How your choice of pet could impact your child’s allergy risk

Hamster child
Hamster child

The type of pet a family owns may impact what allergies a young child develops, a study has suggested.

A young child that lives in a house with an indoor dog, for example, is less likely to be allergic to eggs, milk and nuts by 16, 16 and 28 per cent respectively.

Having a cat is also found to benefit children. Egg, wheat, and soybean allergies were found to be less common in three-year-old children if they lived with a cat, for example.

However, a hamster was found to almost double the likelihood of a child being allergic to nuts. Hamsters often eat nuts and it is known that exposure to nuts via the skin of infants can lead to allergies developing.

Experts now recommend exposing children to nuts as a food product before six months of age and to avoid skin contact with nuts. Keeping hamsters away from children and hand-washing after handling a hamster is vital, scientists say.

Previous studies have shown that dogs reduce the prevalence of child allergies. This study adds to that belief, while also shedding light on links between specific allergies and pets.

Data from more than 66,000 children in Japan found that an indoor dog and cat both reduced the likelihood of a child having food allergies. The link was found for children exposed to the pets both as an infant and as a foetus pre-birth.

A more detailed look revealed a link between certain pets and specific allergens. Experts have long thought that the increasingly sanitised environment that children grow up in is leaving them vulnerable to health conditions in later life, as their body is not exposed to various bugs, foods and other allergens.

The so-called hygiene hypothesis encourages parents to expose their child to a myriad of things to train their immune system early in life and prevent allergies developing later on.

“Our findings suggest that exposure to dogs and cats might be beneficial against the development of certain food allergies, thereby alleviating concerns about pet-keeping and reducing the burden of food allergies,” the scientists from Fukushima Medical University wrote in their study, published in Plos One.

“We found that dog or cat exposure only during the foetal period has no significant effect on the incidence risk of food allergies.

“This finding suggests that continued dog or cat ownership after birth may be beneficial in reducing the risk of food allergies.”

'Window of opportunity' to curb peanut allergies

The reason pets reduce the risk of allergies in children remains unknown, but scientists have some theories.

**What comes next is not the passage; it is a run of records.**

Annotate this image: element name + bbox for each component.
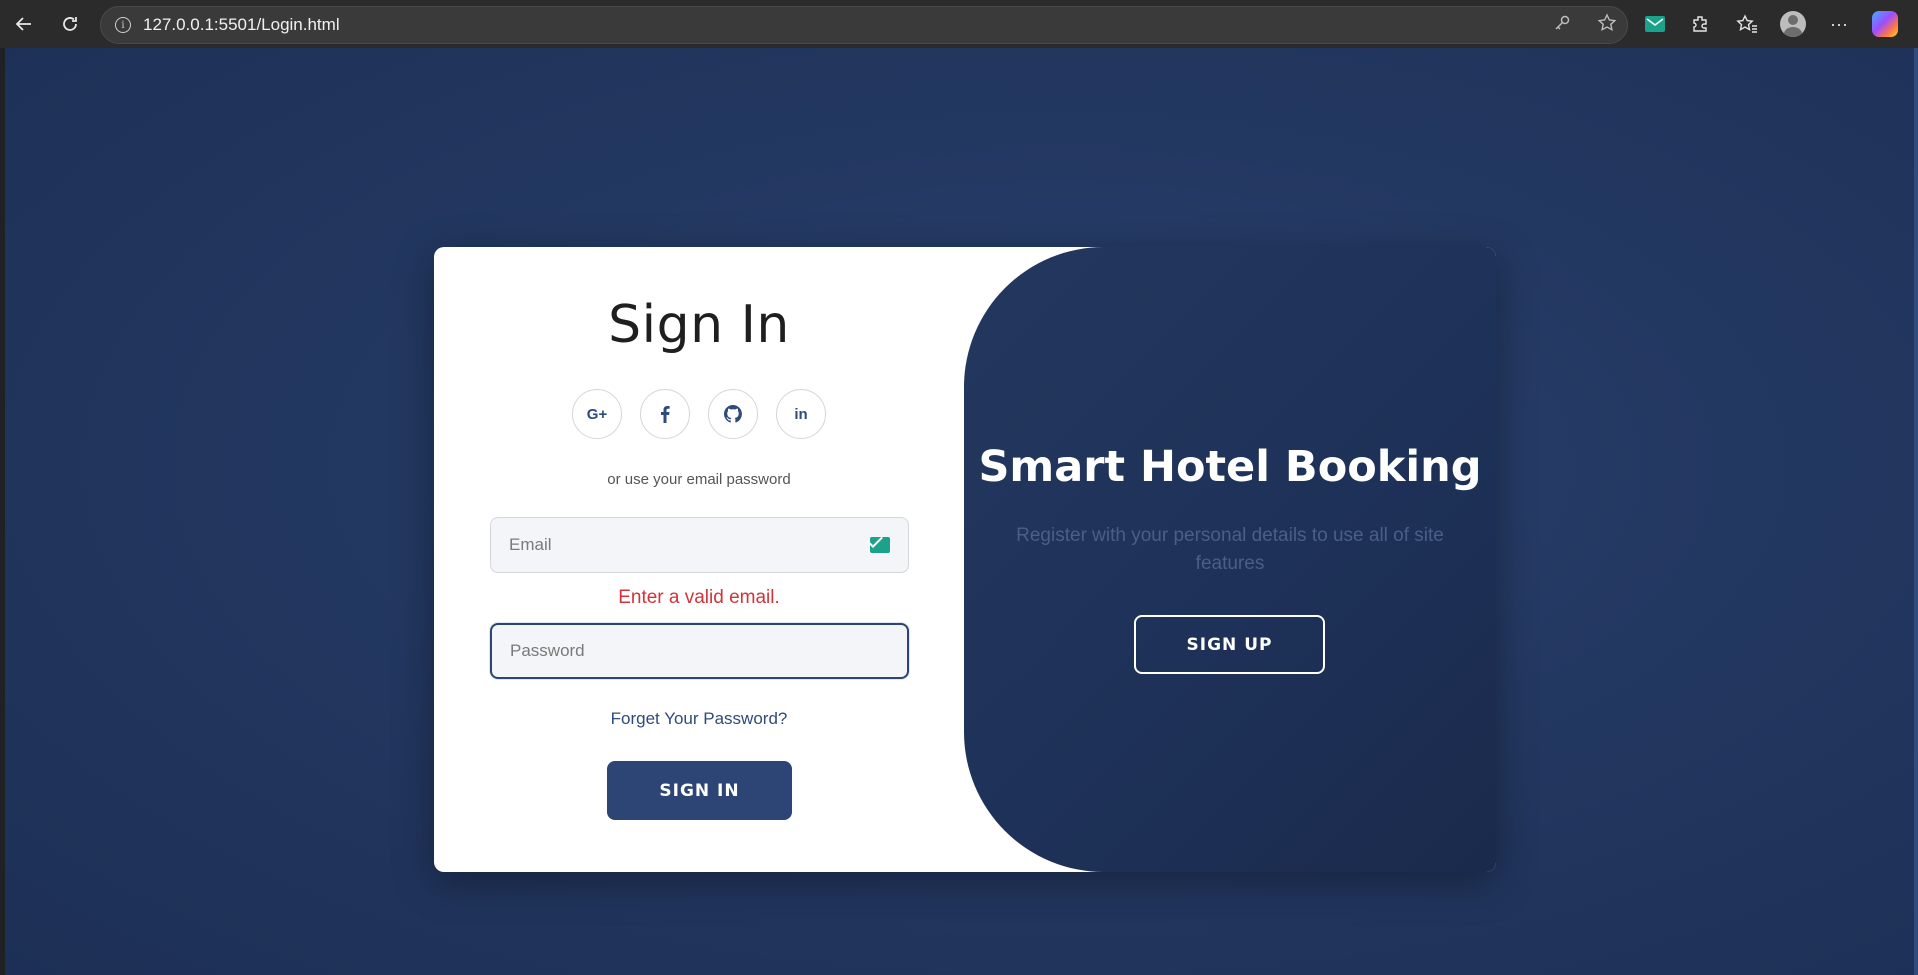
email-field[interactable] xyxy=(490,517,909,573)
forgot-password-link[interactable]: Forget Your Password? xyxy=(434,709,964,729)
profile-avatar-icon[interactable] xyxy=(1778,9,1808,39)
more-options-icon[interactable]: ··· xyxy=(1824,9,1854,39)
page-background: Sign In G+ in or use your email password… xyxy=(5,48,1918,975)
facebook-icon[interactable] xyxy=(640,389,690,439)
sign-in-button[interactable]: SIGN IN xyxy=(607,761,792,820)
password-input[interactable] xyxy=(510,641,889,661)
browser-toolbar: i 127.0.0.1:5501/Login.html ··· xyxy=(0,0,1918,48)
back-icon[interactable] xyxy=(6,6,42,42)
site-info-icon[interactable]: i xyxy=(115,17,131,33)
social-login-group: G+ in xyxy=(572,389,826,439)
password-key-icon[interactable] xyxy=(1553,14,1571,37)
copilot-icon[interactable] xyxy=(1870,9,1900,39)
address-bar[interactable]: i 127.0.0.1:5501/Login.html xyxy=(100,6,1628,44)
page-title: Sign In xyxy=(608,295,790,355)
email-error-message: Enter a valid email. xyxy=(618,587,780,608)
url-text[interactable]: 127.0.0.1:5501/Login.html xyxy=(143,15,340,35)
auth-card: Sign In G+ in or use your email password… xyxy=(434,247,1496,872)
google-plus-icon[interactable]: G+ xyxy=(572,389,622,439)
linkedin-icon[interactable]: in xyxy=(776,389,826,439)
reload-icon[interactable] xyxy=(52,6,88,42)
github-icon[interactable] xyxy=(708,389,758,439)
password-field[interactable] xyxy=(490,623,909,679)
favorites-icon[interactable] xyxy=(1732,9,1762,39)
panel-description: Register with your personal details to u… xyxy=(1016,525,1444,574)
alt-login-text: or use your email password xyxy=(607,471,791,488)
favorite-star-icon[interactable] xyxy=(1597,12,1617,38)
extensions-icon[interactable] xyxy=(1686,9,1716,39)
sign-up-panel: Smart Hotel Booking Register with your p… xyxy=(964,247,1496,872)
viewport-edge xyxy=(1914,48,1918,975)
sign-up-button[interactable]: SIGN UP xyxy=(1134,615,1325,674)
mail-extension-icon[interactable] xyxy=(1640,9,1670,39)
email-input[interactable] xyxy=(509,535,870,555)
panel-title: Smart Hotel Booking xyxy=(978,442,1482,492)
sign-in-form: Sign In G+ in or use your email password… xyxy=(434,247,964,872)
email-autofill-icon[interactable] xyxy=(870,537,890,553)
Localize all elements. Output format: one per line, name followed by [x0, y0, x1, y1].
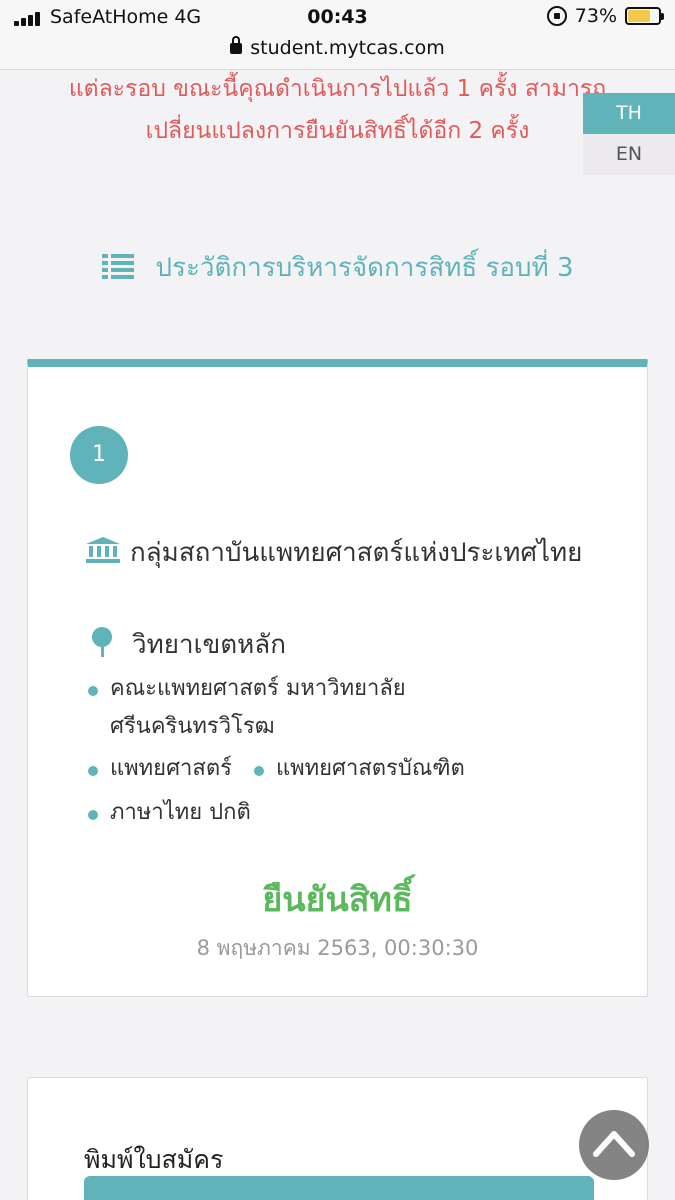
print-application-card: พิมพ์ใบสมัคร	[27, 1077, 648, 1200]
battery-percent: 73%	[574, 5, 617, 27]
browser-status-bar: SafeAtHome 4G 00:43 73% student.mytcas.c…	[0, 0, 675, 70]
institution-row: กลุ่มสถาบันแพทยศาสตร์แห่งประเทศไทย	[86, 531, 586, 576]
print-application-label: พิมพ์ใบสมัคร	[84, 1145, 224, 1174]
address-bar[interactable]: student.mytcas.com	[0, 36, 675, 59]
history-heading: ประวัติการบริหารจัดการสิทธิ์ รอบที่ 3	[30, 245, 645, 292]
institution-icon	[86, 533, 120, 563]
warning-line-1: แต่ละรอบ ขณะนี้คุณดำเนินการไปแล้ว 1 ครั้…	[68, 76, 607, 102]
chevron-up-icon	[593, 1131, 635, 1157]
history-title: ประวัติการบริหารจัดการสิทธิ์ รอบที่ 3	[155, 253, 574, 283]
lang-en-button[interactable]: EN	[583, 134, 675, 175]
rotation-lock-icon	[546, 6, 567, 26]
lang-th-button[interactable]: TH	[583, 93, 675, 134]
campus-row: วิทยาเขตหลัก	[86, 623, 286, 668]
faculty-item: คณะแพทยศาสตร์ มหาวิทยาลัยศรีนครินทรวิโรฒ	[86, 670, 486, 746]
url-text: student.mytcas.com	[250, 37, 445, 59]
status-timestamp: 8 พฤษภาคม 2563, 00:30:30	[196, 936, 479, 960]
print-application-button[interactable]	[84, 1176, 594, 1200]
change-limit-warning: แต่ละรอบ ขณะนี้คุณดำเนินการไปแล้ว 1 ครั้…	[0, 68, 675, 152]
map-pin-icon	[92, 627, 114, 657]
language-switcher: TH EN	[583, 93, 675, 175]
field-item: แพทยศาสตร์	[86, 750, 232, 788]
history-record-card: 1 กลุ่มสถาบันแพทยศาสตร์แห่งประเทศไทย วิท…	[27, 359, 648, 997]
institution-name: กลุ่มสถาบันแพทยศาสตร์แห่งประเทศไทย	[130, 538, 583, 568]
campus-name: วิทยาเขตหลัก	[132, 630, 286, 660]
degree-item: แพทยศาสตรบัณฑิต	[252, 750, 465, 788]
program-details: คณะแพทยศาสตร์ มหาวิทยาลัยศรีนครินทรวิโรฒ…	[86, 670, 606, 832]
list-icon	[101, 254, 134, 280]
status-label: ยืนยันสิทธิ์	[262, 880, 413, 920]
program-item: ภาษาไทย ปกติ	[86, 794, 606, 832]
scroll-to-top-button[interactable]	[579, 1110, 649, 1180]
padlock-icon	[230, 36, 243, 54]
battery-icon	[625, 7, 664, 25]
warning-line-2: เปลี่ยนแปลงการยืนยันสิทธิ์ได้อีก 2 ครั้ง	[145, 118, 530, 144]
step-number-badge: 1	[70, 426, 128, 484]
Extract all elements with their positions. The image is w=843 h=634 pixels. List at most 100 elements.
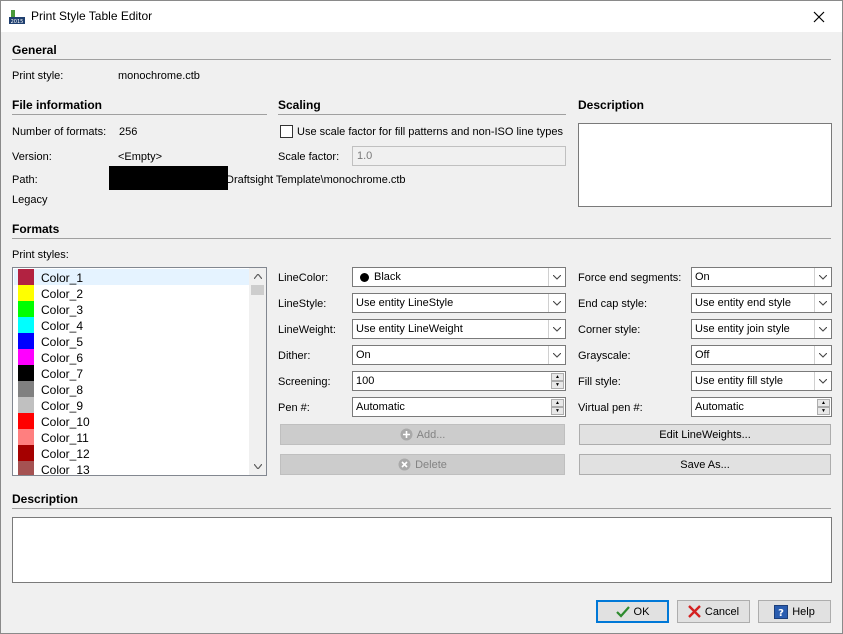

Alterations to the gut microbiome is one hypothesis, with others including that the pet may boost a child’s endotoxin levels, which protect against allergens.

A recent study from King’s College London found that giving children peanut butter when they are between four and six months old would reduce the amount of peanut allergies at a population level by more than three-quarters.

This four to six-month period has been dubbed the “window of opportunity” to curb peanut allergies.

“It does look as if the epidemic of peanut allergy we’ve had in the UK is because we haven’t been feeding infants and small children peanuts,” said study author Graham Roberts, professor in paediatric allergy at the University of Southampton.